9 thoughts on “Watching The Ivy League Go Full-On Toxic Weed

  1. I’ve decided not to come down too hard on Junior Hogg because:

    1. He’s a child being used as a human shield by political activists and is therefore not the correct person to attack.

    2. He may still be suffering from post-traumatic stress disorder as a result of the school shooting, and therefore not responsible for the disordered mental state that causes his shoddy analysis.

    3. He is the product of modern American “education,” in which students are rewarded for rote recitation, not for ability to think for themselves. To be honest, that’s not much different from how students learned in the past, the important distinction is what’s being recited: political cant instead of verifiable truth. Can’t fault a computer for garbage in-garbage out, whether the computer is silicon or carbon based.

    4. He’s no more threat to me than Saint Greta, who’s just been nominated for the Nobel Prize. They’re marionettes, briefly entertaining but quickly boring.

  2. He’s becoming quite the little woke-bot thee days.

    David Hogg
    Lincoln was a really good president.
    1:28 PM · Feb 5, 2020

    David Hogg
    Actually, I was not aware of the scope of how detrimental he was so many native american populations.

    He was not a really good president.
    4:25 PM · Feb 5, 2020

    David Hogg
    I thank my indigenous peers that brought my attention to Lincoln’s atrocities committed against native Americans.

    I’m deeply sorry for not acknowledging these crimes that I was unaware of until now. I will do better in the future.
    4:33 PM · Feb 5, 2020

  3. TKS, thank you for adding a new word to my vocabulary. Woke-bot, I shall use it often.

  4. I’d argue that Hogg is worse than the average Hahvid student for the simple reason that he’s nowhere near as smart, and thus he’s forced to simply repeat what he’s told. Very dangerous position for him.

  5. bike, that idea also applies to other “special admission” students, the ones who didn’t get in on grades and test scores, but because they were legacies, or affirmative action, or politically connected.

    Thomas Sowell has written extensively on “mismatch” between student ability and peer abilities caused by these programs. He argues that rather than making certain students the dumbest person in class and therefore the most likely to fail, the student would be better off at a lower ranked school where she’d be competitive.

    I suspect Junior Hogg would benefit from the same.

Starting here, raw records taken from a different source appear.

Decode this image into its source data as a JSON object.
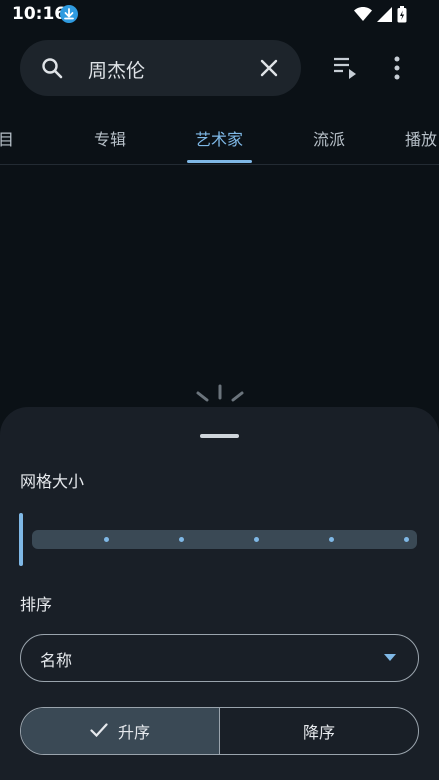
{
  "status_bar": {
    "time": "10:16"
  },
  "search": {
    "query": "周杰伦"
  },
  "tabs": [
    {
      "label": "目"
    },
    {
      "label": "专辑"
    },
    {
      "label": "艺术家"
    },
    {
      "label": "流派"
    },
    {
      "label": "播放"
    }
  ],
  "active_tab": 2,
  "sheet": {
    "grid_label": "网格大小",
    "grid_size_value": 1,
    "sort_label": "排序",
    "sort_field": "名称",
    "order": {
      "ascending": "升序",
      "descending": "降序",
      "selected": "ascending"
    }
  },
  "colors": {
    "accent": "#7fb8e6",
    "background": "#0b1116",
    "sheet": "#191f27"
  }
}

  6. Thomas Sowell has written extensively on “mismatch” between student ability and peer abilities caused by these programs.

    I have two problems with this. The first is that I simply don’t believe that Harvard or Yale or St Olaf or Gustavus Adolphus, etc are superior schools that require, so to speak, superior students. I didn’t 20-some years ago when I paid for my children’s schooling (Mankato St and St Cloud St) and I didn’t 40-some years when I went to SCSU (then a college). I accept that one might cultivate connections at Ivy League type schools that may end up being more worthwhile when compared to MN state schools. I also accept that one might get a better STEM education at a STEM univerisity like MIT or CalTech, but that brings up my second problem.

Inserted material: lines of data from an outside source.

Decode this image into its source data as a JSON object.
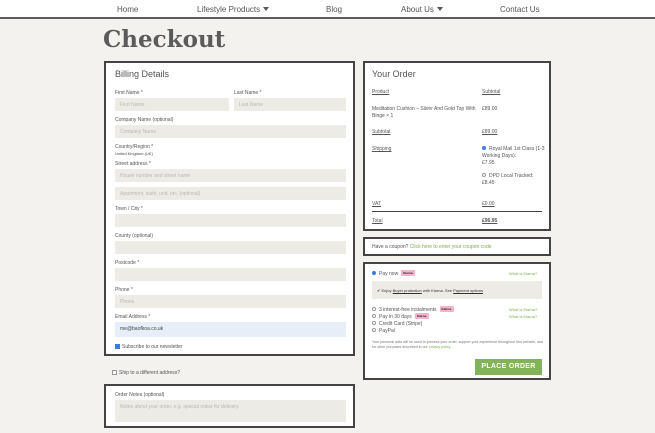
{
  "nav": {
    "home": "Home",
    "lifestyle_products": "Lifestyle Products",
    "blog": "Blog",
    "about_us": "About Us",
    "contact_us": "Contact Us"
  },
  "page_title": "Checkout",
  "billing": {
    "title": "Billing Details",
    "first_name_label": "First Name *",
    "first_name_placeholder": "First Name",
    "last_name_label": "Last Name *",
    "last_name_placeholder": "Last Name",
    "company_label": "Company Name (optional)",
    "company_placeholder": "Company Name",
    "country_label": "Country/Region *",
    "country_value": "United Kingdom (UK)",
    "street_label": "Street address *",
    "street_placeholder_1": "House number and street name",
    "street_placeholder_2": "Apartment, suite, unit, etc. (optional)",
    "town_label": "Town / City *",
    "county_label": "County (optional)",
    "postcode_label": "Postcode *",
    "phone_label": "Phone *",
    "phone_placeholder": "Phone",
    "email_label": "Email Address *",
    "email_value": "me@baofkoa.co.uk",
    "newsletter_label": "Subscribe to our newsletter"
  },
  "ship_different": "Ship to a different address?",
  "order_notes": {
    "label": "Order Notes (optional)",
    "placeholder": "Notes about your order, e.g. special notes for delivery."
  },
  "your_order": {
    "title": "Your Order",
    "product_header": "Product",
    "subtotal_header": "Subtotal",
    "item_name": "Meditation Cushion – Silver And Gold Top With Binge × 1",
    "item_price": "£89.00",
    "subtotal_label": "Subtotal",
    "subtotal_value": "£89.00",
    "shipping_label": "Shipping",
    "shipping_option_1": "Royal Mail 1st Class (1-3 Working Days):",
    "shipping_option_1_price": "£7.95",
    "shipping_option_2": "DPD Local Tracked:",
    "shipping_option_2_price": "£8.45",
    "vat_label": "VAT",
    "vat_value": "£0.00",
    "total_label": "Total",
    "total_value": "£96.95"
  },
  "coupon": {
    "prefix": "Have a coupon?",
    "link": "Click here to enter your coupon code"
  },
  "payment": {
    "pay_now": "Pay now",
    "klarna_badge": "Klarna.",
    "whats_klarna": "What is Klarna?",
    "buyer_protection_prefix": "Enjoy",
    "buyer_protection_link": "Buyer protection",
    "buyer_protection_middle": "with Klarna. See",
    "payment_options_link": "Payment options",
    "interest_free": "3 interest-free instalments",
    "pay_in_30": "Pay in 30 days",
    "credit_card": "Credit Card (Stripe)",
    "paypal": "PayPal",
    "privacy_text": "Your personal data will be used to process your order, support your experience throughout this website, and for other purposes described in our",
    "privacy_link": "privacy policy.",
    "place_order": "PLACE ORDER"
  },
  "colors": {
    "accent_green": "#82b35a",
    "klarna_pink": "#f3b3cc",
    "border_dark": "#444444"
  }
}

    As Rod Dreher wrote, “Having all but ruined humanities education, the Social Justice Warriors now turn to the STEM fields. Purdue University has hired Donna Riley as its new head of its School of Engineering Education.”. The Gramscian damage now being perpetrated on STEM is in the early stages, but I see little or no push-back. Consequently, I see there being an effort made to reduce the “mismatch” that Sowell speaks of by reducing the rigor and effort required to keep up. Everybody passes.

  7. … oops, hit send too soon. I would suspect that little David will be quite successful at Harvard given the quotes above.